Ela é a verdadeira dona da vida. É dura e áspera, como quando perdemos o colágeno da nossa juventude que já não nos impregna mais.
Muitas vezes ignoramo-la, senão sempre que nos convém.
E como é conveniente fingi-la ser qualquer coisa outra que não a inexorabilidade do seu ser.
Eu por exemplo, muitas vezes a maquiei – tão bela! Seus olhos sombrios entardeciam como flamboyants entranhados ao meio do céu anil.
A verdade é tirana, porque como a justiça, ela é cega. Ou melhor, ela é míope.
Não tem lados, não tem fatos, tem sua certeza indelével a qual temos que acatar. Paciente tal qual um leão e sua presa, sabe que cedo ou tarde, a ela sucumbiremos.
A verdade desnuda a alma – às vezes com um golpe certeiro, às vezes com a paciência de um touro tirando a morte para dançar um passo doble diante do seu algoz.
No final estamos todos despidos diante dela. Nua, desesperadamente crua.
A verdade é fria como um prato de vingança. Degustamo-la depois que já se foram todos os convidados e a música parou de tocar.

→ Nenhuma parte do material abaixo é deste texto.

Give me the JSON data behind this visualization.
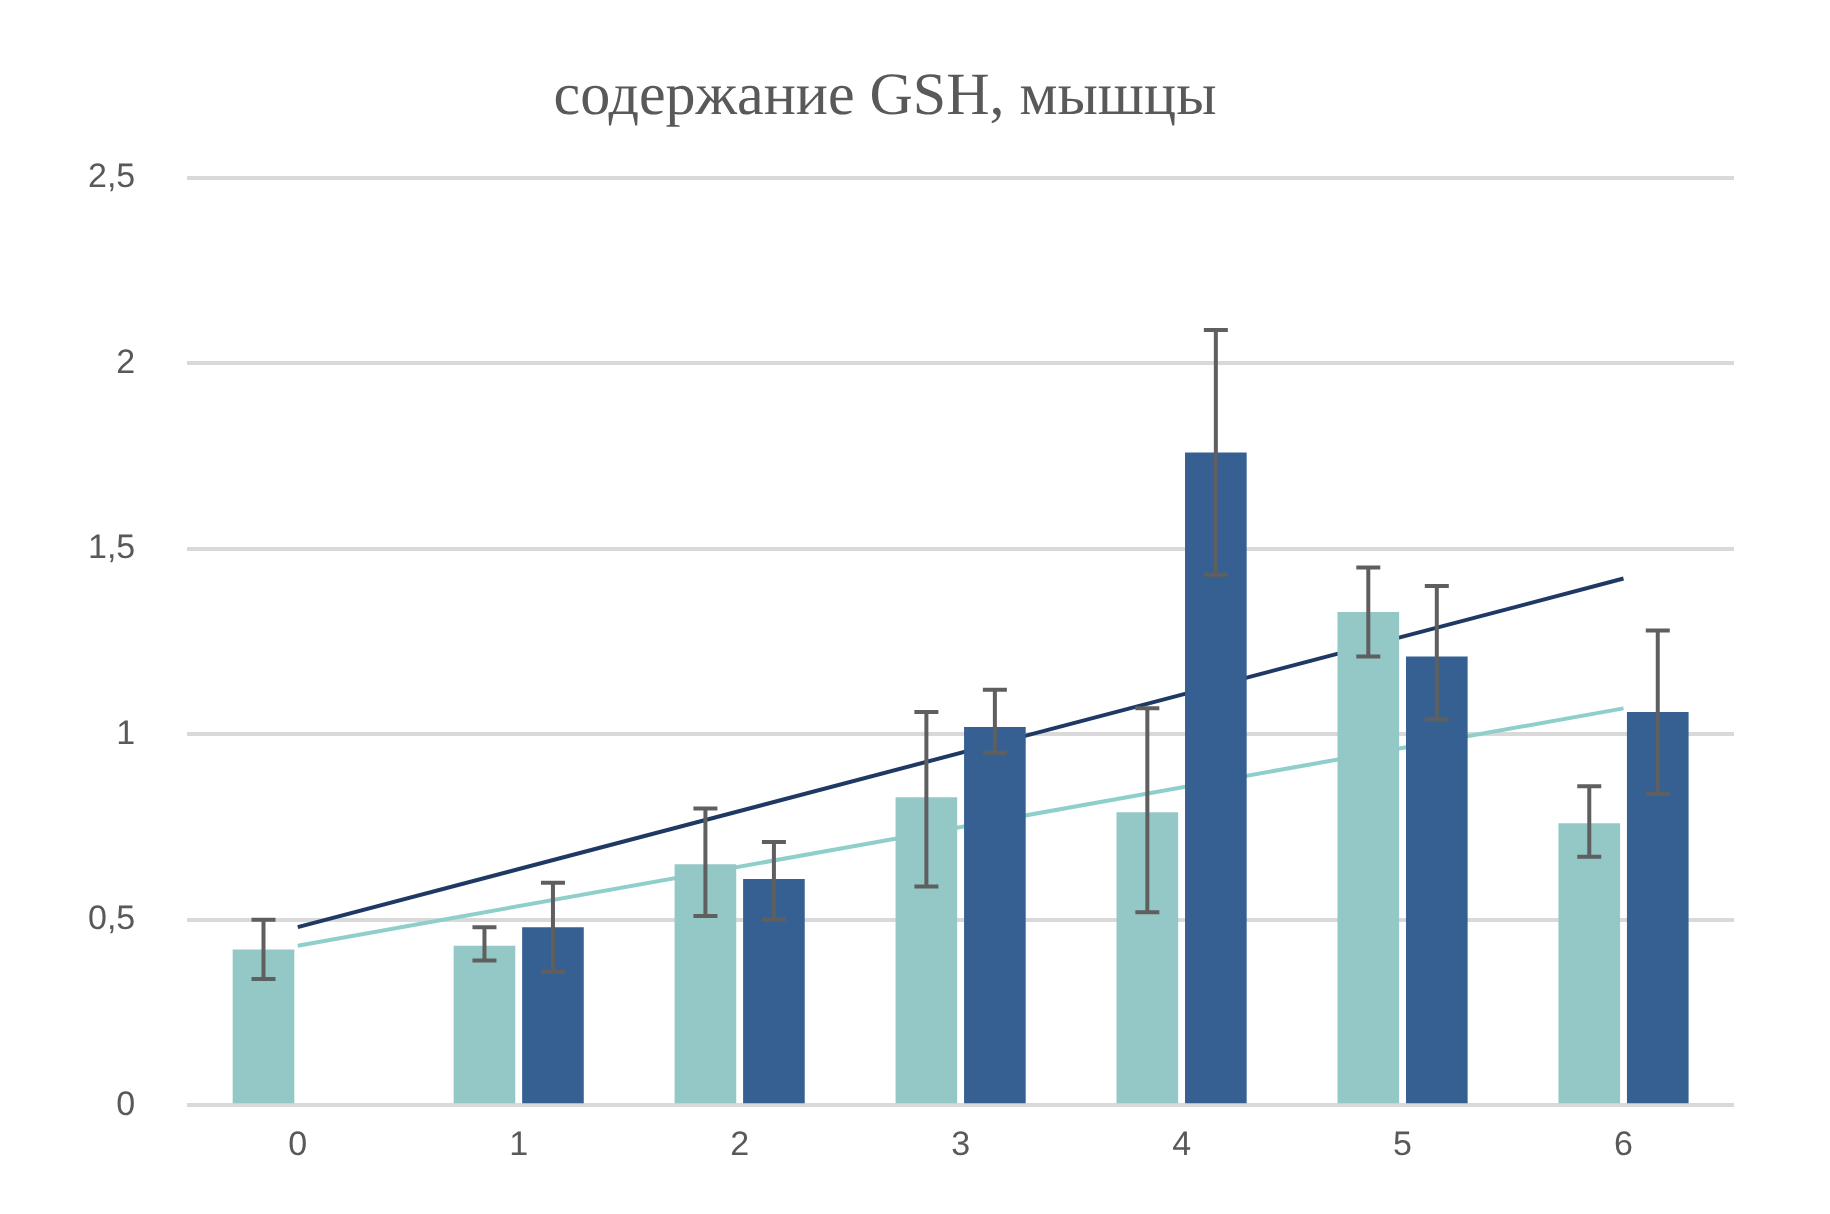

Seu sabor é acre, e seu aroma etéreo, como se fosse possível viver a antítese de dois mundos. Não. Ela arde enquanto embrião até virar rebento.
Depois ninguém segura mais. Fura pedras, quebra muros, instaura raízes, move moinhos. Mas como todo super-herói, tem sua criptonita.

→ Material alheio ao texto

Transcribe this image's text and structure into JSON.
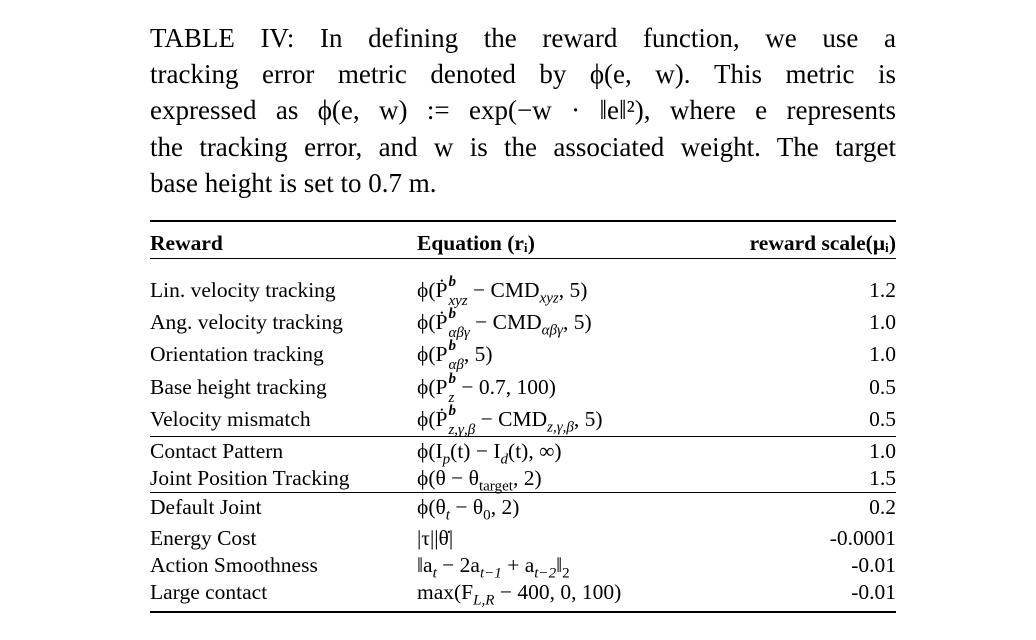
{
  "caption": {
    "lines": [
      "TABLE IV: In defining the reward function, we use a",
      "tracking error metric denoted by ϕ(e, w). This metric is",
      "expressed as ϕ(e, w) := exp(−w · ‖e‖²), where e represents",
      "the tracking error, and w is the associated weight. The target",
      "base height is set to 0.7 m."
    ]
  },
  "table": {
    "headers": {
      "reward": "Reward",
      "equation": "Equation (rᵢ)",
      "scale": "reward scale(μᵢ)"
    },
    "groups": [
      [
        {
          "reward": "Lin. velocity tracking",
          "equation": [
            {
              "t": "ϕ(Ṗ"
            },
            {
              "sup": "b",
              "sub": "xyz"
            },
            {
              "t": " − CMD"
            },
            {
              "sub": "xyz"
            },
            {
              "t": ", 5)"
            }
          ],
          "scale": "1.2"
        },
        {
          "reward": "Ang. velocity tracking",
          "equation": [
            {
              "t": "ϕ(Ṗ"
            },
            {
              "sup": "b",
              "sub": "αβγ"
            },
            {
              "t": " − CMD"
            },
            {
              "sub": "αβγ"
            },
            {
              "t": ", 5)"
            }
          ],
          "scale": "1.0"
        },
        {
          "reward": "Orientation tracking",
          "equation": [
            {
              "t": "ϕ(P"
            },
            {
              "sup": "b",
              "sub": "αβ"
            },
            {
              "t": ", 5)"
            }
          ],
          "scale": "1.0"
        },
        {
          "reward": "Base height tracking",
          "equation": [
            {
              "t": "ϕ(P"
            },
            {
              "sup": "b",
              "sub": "z"
            },
            {
              "t": " − 0.7, 100)"
            }
          ],
          "scale": "0.5"
        },
        {
          "reward": "Velocity mismatch",
          "equation": [
            {
              "t": "ϕ(Ṗ"
            },
            {
              "sup": "b",
              "sub": "z,γ,β"
            },
            {
              "t": " − CMD"
            },
            {
              "sub": "z,γ,β"
            },
            {
              "t": ", 5)"
            }
          ],
          "scale": "0.5"
        }
      ],
      [
        {
          "reward": "Contact Pattern",
          "equation": [
            {
              "t": "ϕ(I"
            },
            {
              "sub": "p"
            },
            {
              "t": "(t) − I"
            },
            {
              "sub": "d"
            },
            {
              "t": "(t), ∞)"
            }
          ],
          "scale": "1.0"
        },
        {
          "reward": "Joint Position Tracking",
          "equation": [
            {
              "t": "ϕ(θ − θ"
            },
            {
              "sub": "target",
              "upright": true
            },
            {
              "t": ", 2)"
            }
          ],
          "scale": "1.5"
        }
      ],
      [
        {
          "reward": "Default Joint",
          "equation": [
            {
              "t": "ϕ(θ"
            },
            {
              "sub": "t"
            },
            {
              "t": " − θ"
            },
            {
              "sub": "0",
              "upright": true
            },
            {
              "t": ", 2)"
            }
          ],
          "scale": "0.2"
        },
        {
          "reward": "Energy Cost",
          "equation": [
            {
              "t": "|τ||θ̇|"
            }
          ],
          "scale": "-0.0001"
        },
        {
          "reward": "Action Smoothness",
          "equation": [
            {
              "t": "‖a"
            },
            {
              "sub": "t"
            },
            {
              "t": " − 2a"
            },
            {
              "sub": "t−1"
            },
            {
              "t": " + a"
            },
            {
              "sub": "t−2"
            },
            {
              "t": "‖"
            },
            {
              "sub": "2",
              "upright": true
            }
          ],
          "scale": "-0.01"
        },
        {
          "reward": "Large contact",
          "equation": [
            {
              "t": "max(F"
            },
            {
              "sub": "L,R"
            },
            {
              "t": " − 400, 0, 100)"
            }
          ],
          "scale": "-0.01"
        }
      ]
    ]
  }
}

E com toda a pompa e circunstância que lhe é devida, convido a Ilusão a subir no palco.
Linda, com sua pele de neve nunca tocada e olhos de querubim. Por pouco não lhe colocaram asas, embora ela seja tão furtiva quanto um beija-flor no mais comum dos jardins. Mas cabe somente aos loucos e sua loteria, viver de ilusão.
E eis que nos deparamos com a tardia e infalível dicotomia entre o que é e o que queremos que seja. Entre o que os olhos veem e o que o coração quer enxergar.
Travem suas batalhas, façam suas apostas, senhores. Vermelho ilusão, preto verdade. Apostem suas fichas!
E seguimos como humanidade, apostando no que não nos é real. A verdade dói.
Mas ela sempre ganha. Toma a banca, engole as fichas, corrói os olhos em lágrimas salgadas que embora as cremos estéreis, fazem nascer novas ilusões.
Todas lindas criaturinhas, para que a verdade, incondicionalmente, venha decapitá-las depois.